Trump y el presidente de la Cámara, Paul Ryan, se podían permitir perder unos 20 votos de republicanos. Al hacer las cuentas, vieron que la cifra de disidentes superaba los 30, y entre ellos estaban los irreductibles talibanes del Freedom Caucus.
Al principio, Trump quería ir a la guerra contra los críticos, obligar a que se votara y que los disidentes quedaran retratados. Ryan le convenció de que era contraproducente, porque en primer lugar sería el presidente de la Cámara quien quedaría en evidencia y porque los principales perjudicados serían los congresistas que aceptaran votar a favor. Cuando se renueve la Camara en las elecciones de 2018, los fieles al proyecto que votaran sí tenían muchas posibilidades de encontrarse con rivales en las primarias republicanas situados más a la derecha.
En el Partido Republicano, la derecha es un espacio infinito. Siempre hay espacio para ir en esa dirección.
La retirada del proyecto, aunque al final no se votara, es la derrota más humillante para Trump desde su llegada a la Casa Blanca. No es la primera, pero sí la que deja en evidencia lo difícil que va a tener aprobar un texto legislativo que no sea un decreto presidencial. Su veto inmigratorio fue bloqueado por la justicia. La segunda versión de ese veto ha vuelto a ser anulada por dos jueces federales. Tuvo que prescindir de su consejero de Seguridad Nacional, Michael Flynn. No ha conseguido eliminar del debate político el asunto de la interferencia rusa en la campaña electoral ni las relaciones de gente de su entorno con Rusia.
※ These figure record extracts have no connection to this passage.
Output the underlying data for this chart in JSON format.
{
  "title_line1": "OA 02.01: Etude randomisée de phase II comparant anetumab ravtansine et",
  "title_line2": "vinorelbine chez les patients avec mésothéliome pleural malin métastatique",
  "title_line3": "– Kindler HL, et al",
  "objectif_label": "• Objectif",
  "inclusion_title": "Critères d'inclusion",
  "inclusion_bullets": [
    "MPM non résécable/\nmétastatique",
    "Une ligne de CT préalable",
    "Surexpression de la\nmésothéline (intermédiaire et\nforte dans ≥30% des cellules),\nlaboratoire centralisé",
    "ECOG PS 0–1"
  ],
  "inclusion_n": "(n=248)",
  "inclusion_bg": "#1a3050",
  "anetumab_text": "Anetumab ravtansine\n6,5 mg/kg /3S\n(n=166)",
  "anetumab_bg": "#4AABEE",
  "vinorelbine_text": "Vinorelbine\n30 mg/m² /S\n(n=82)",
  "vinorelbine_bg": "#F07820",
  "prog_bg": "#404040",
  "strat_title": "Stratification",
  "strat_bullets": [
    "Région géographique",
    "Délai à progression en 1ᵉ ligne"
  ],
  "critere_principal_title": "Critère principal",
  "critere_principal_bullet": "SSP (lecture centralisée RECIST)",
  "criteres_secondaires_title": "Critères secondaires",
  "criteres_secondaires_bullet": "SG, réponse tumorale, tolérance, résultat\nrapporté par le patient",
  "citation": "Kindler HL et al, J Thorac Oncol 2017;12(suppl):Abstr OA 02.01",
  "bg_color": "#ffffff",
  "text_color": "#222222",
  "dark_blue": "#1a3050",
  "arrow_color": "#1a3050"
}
Todo eso ha reducido su popularidad, pero él cree que tiene armas para contrarrestarlo (por ejemplo, su cuenta de Twitter) y le es útil para sostener que hay una conspiración de políticos y medios de comunicación decidida a impedir que cumpla su programa electoral.
El fracaso de la contrarreforma sanitaria es mucho más grave. Permite confirmar que ni siquiera con una mayoría republicana en ambas Cámaras puede cumplir lo que prometió una y otra vez en la campaña. Demuestra que es incapaz de levantar las coaliciones necesarias dentro de su propio partido –por no hablar de sus rivales demócratas– para aprobar leyes. Queda claro que no tiene autoridad sobre los mismos congresistas republicanos que celebraron su victoria. Ha demostrado que puede ganar elecciones, pero que aún no sabe gobernar.
La constante retórica de Trump sobre su supuesta fama de conseguir victorias en todo lo que se propone, con el correspondiente desprecio por los «perdedores», queda ahora borrada por la realidad. Construir leyes en EEUU es más difícil que construir rascacielos.